Countries vary in their acceptance of pilot licenses from other countries to fly aircraft registered in the home country. Many permit pilots to fly on their home licenses for short periods, others insist on conversion to their license. Generally, a pilot may fly an aircraft registered in their home country with their home country's license or certificate, in any other country, subject to international conventions.

== United Kingdom ==
The minimum age for a solo glider flight in the UK is 14. A driving licence is adequate evidence of medical fitness for solo flight, and pilots under the age of 25 may self-certify. Failing this a medical certificate is required from the pilot's own doctor, to the same standard as a provisional driving licence, unless the pilot has a higher certificate such as the EASA Class 2 medical required for a Private Pilot Licence (PPL). Gliding in the UK is self-regulated by the British Gliding Association (BGA) and by its member clubs. Training is based on standards defined by the BGA and is conducted by instructors who have been trained on its courses. Further practical training is required after solo, plus a multiple choice test which is very similar to the PPL theory exam, before a pilot is given an endorsement to fly cross-country. Most flights do not require radio contact with air traffic control units, but some pilots obtain a radio operator's licence should that eventuality arise.

As of 2023, the BGA issues two major gliding qualifications, the Gliding Certificate (a.k.a. Glider Pilot Certificate), and the Glider Pilot Licence. Both are being phased out in favour of an ICAO-compliant Sailplane Pilot Licence (SPL), which can be used abroad. The SPL is specified in UK Part-SFCL. It will still be issued by the BGA, under Delegated Authority from the CAA. The Gliding Certificate can be converted to an SPL, but the Glider Pilot Licence cannot.

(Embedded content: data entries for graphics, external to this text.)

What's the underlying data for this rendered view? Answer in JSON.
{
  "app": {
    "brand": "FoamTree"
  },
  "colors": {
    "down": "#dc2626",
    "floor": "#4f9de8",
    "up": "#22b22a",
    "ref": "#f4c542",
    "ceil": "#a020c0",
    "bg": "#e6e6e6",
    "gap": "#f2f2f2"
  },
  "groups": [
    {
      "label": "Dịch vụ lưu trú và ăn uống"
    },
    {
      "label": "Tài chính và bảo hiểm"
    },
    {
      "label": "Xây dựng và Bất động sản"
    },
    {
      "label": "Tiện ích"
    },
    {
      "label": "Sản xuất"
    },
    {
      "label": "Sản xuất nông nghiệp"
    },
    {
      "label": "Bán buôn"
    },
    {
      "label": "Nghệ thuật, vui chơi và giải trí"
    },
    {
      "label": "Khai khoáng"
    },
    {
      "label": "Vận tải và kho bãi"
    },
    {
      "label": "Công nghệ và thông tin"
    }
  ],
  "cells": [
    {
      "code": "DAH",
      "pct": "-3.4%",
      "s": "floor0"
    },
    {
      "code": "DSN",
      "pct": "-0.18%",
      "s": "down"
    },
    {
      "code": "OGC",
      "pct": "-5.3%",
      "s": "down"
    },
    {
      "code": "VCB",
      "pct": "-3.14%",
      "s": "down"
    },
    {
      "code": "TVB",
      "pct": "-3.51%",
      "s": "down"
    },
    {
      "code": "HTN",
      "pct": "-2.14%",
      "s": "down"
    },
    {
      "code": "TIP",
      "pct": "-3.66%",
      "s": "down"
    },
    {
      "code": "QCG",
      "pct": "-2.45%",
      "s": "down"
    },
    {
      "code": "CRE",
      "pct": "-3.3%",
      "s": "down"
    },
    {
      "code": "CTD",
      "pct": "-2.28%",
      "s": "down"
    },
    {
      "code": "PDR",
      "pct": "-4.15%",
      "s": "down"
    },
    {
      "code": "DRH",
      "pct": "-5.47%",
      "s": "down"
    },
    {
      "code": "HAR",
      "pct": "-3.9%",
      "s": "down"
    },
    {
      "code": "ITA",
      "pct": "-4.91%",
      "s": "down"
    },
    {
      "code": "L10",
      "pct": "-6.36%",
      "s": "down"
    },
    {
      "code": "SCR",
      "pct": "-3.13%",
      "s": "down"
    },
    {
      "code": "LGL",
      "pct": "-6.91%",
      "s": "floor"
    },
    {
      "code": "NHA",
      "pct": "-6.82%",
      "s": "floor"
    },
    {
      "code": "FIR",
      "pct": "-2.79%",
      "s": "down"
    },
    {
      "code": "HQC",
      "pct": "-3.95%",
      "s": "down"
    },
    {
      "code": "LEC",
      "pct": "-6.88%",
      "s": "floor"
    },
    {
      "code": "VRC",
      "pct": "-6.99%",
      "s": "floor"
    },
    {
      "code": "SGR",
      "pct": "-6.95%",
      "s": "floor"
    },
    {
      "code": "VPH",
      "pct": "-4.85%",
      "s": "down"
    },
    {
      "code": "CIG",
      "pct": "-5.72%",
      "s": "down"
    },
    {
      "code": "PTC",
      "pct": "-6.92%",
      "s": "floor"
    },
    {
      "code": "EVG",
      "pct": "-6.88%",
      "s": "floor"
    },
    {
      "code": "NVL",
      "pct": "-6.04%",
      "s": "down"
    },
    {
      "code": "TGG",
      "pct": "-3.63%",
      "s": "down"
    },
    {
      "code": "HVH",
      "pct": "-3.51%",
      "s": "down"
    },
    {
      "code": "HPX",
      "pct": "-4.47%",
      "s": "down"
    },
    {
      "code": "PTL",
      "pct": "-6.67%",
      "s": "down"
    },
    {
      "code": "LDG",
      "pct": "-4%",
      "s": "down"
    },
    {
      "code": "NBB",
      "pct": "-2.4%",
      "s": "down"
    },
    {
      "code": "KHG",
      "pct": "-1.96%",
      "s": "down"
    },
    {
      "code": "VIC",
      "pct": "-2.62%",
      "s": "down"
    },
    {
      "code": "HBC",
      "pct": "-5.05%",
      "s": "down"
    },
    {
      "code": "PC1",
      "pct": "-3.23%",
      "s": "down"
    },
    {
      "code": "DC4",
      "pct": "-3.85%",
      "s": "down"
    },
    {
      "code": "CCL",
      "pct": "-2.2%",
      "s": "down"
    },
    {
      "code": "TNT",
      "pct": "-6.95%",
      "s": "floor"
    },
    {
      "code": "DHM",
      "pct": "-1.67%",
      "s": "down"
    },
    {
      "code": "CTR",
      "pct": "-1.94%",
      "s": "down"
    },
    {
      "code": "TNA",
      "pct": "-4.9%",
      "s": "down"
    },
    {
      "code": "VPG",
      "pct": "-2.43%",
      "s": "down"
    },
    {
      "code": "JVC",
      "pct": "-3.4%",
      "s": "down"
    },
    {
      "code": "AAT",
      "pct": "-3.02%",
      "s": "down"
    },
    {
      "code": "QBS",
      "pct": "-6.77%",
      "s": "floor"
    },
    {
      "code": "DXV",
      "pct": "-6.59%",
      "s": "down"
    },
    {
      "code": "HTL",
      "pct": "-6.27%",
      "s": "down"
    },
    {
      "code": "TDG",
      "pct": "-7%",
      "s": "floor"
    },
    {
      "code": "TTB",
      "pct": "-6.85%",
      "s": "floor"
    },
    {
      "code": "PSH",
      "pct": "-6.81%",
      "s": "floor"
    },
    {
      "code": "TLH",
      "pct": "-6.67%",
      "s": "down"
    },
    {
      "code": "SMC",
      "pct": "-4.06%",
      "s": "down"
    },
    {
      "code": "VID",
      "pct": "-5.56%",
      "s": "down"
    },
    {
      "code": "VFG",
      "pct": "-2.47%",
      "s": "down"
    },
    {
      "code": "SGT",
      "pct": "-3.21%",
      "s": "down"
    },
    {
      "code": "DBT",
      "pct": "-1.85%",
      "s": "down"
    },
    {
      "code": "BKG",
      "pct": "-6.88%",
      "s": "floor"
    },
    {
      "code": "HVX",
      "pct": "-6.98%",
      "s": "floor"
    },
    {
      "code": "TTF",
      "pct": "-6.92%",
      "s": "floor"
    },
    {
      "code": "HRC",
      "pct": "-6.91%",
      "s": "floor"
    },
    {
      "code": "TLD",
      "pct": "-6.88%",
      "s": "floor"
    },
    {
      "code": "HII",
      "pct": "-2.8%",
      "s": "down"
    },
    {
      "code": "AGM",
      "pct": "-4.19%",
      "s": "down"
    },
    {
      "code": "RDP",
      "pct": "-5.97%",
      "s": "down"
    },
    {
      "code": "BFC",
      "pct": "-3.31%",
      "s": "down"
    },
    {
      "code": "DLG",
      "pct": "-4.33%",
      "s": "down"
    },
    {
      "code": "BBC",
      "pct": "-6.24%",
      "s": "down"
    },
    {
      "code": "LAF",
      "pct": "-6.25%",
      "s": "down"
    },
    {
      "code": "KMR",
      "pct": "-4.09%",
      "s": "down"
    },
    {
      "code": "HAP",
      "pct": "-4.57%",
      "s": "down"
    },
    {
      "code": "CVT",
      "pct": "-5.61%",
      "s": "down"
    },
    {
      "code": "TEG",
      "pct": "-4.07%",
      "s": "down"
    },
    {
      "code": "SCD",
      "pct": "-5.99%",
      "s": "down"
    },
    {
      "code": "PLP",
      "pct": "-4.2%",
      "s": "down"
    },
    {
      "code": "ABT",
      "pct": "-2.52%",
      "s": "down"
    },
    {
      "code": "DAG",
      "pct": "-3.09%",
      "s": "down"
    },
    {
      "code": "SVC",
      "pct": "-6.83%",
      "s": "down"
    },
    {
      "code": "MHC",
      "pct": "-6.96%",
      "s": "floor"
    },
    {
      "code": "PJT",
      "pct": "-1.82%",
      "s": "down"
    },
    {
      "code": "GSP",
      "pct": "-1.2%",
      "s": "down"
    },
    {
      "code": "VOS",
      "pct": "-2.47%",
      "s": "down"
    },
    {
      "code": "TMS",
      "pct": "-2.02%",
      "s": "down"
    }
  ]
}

The Gliding Certificate is endorsed for each requirement met, and also shows sporting achievements for the FAI's gliding badges, plus the UK's own 100 km and 750 km Diplomas.

==EASA==
Throughout Europe the European Aviation Safety Agency (EASA) is the rulemaking body responsible for pilot licensing. For glider pilots there are two options:

- The Light Aircraft Pilot Licence (Sailplanes) (LAPL(S)) is a sub-ICAO licence, meaning it does not have to be accepted in non-EASA countries.
- The Sailplane Pilot Licence (SPL) is an ICAO-recognised licence, valid worldwide.

In some EASA member states (notably the UK), a lower medical standard applies to the LAPL(S), such that a pilot may choose the LAPL medical instead of a Class 2 medical. During the transition period, UK pilots may self-declare medical fitness, being restricted to UK-registered EASA aircraft.

Crucially, a pilot exercising the rights of a SPL may receive remuneration but the holder of a LAPL(S) may not.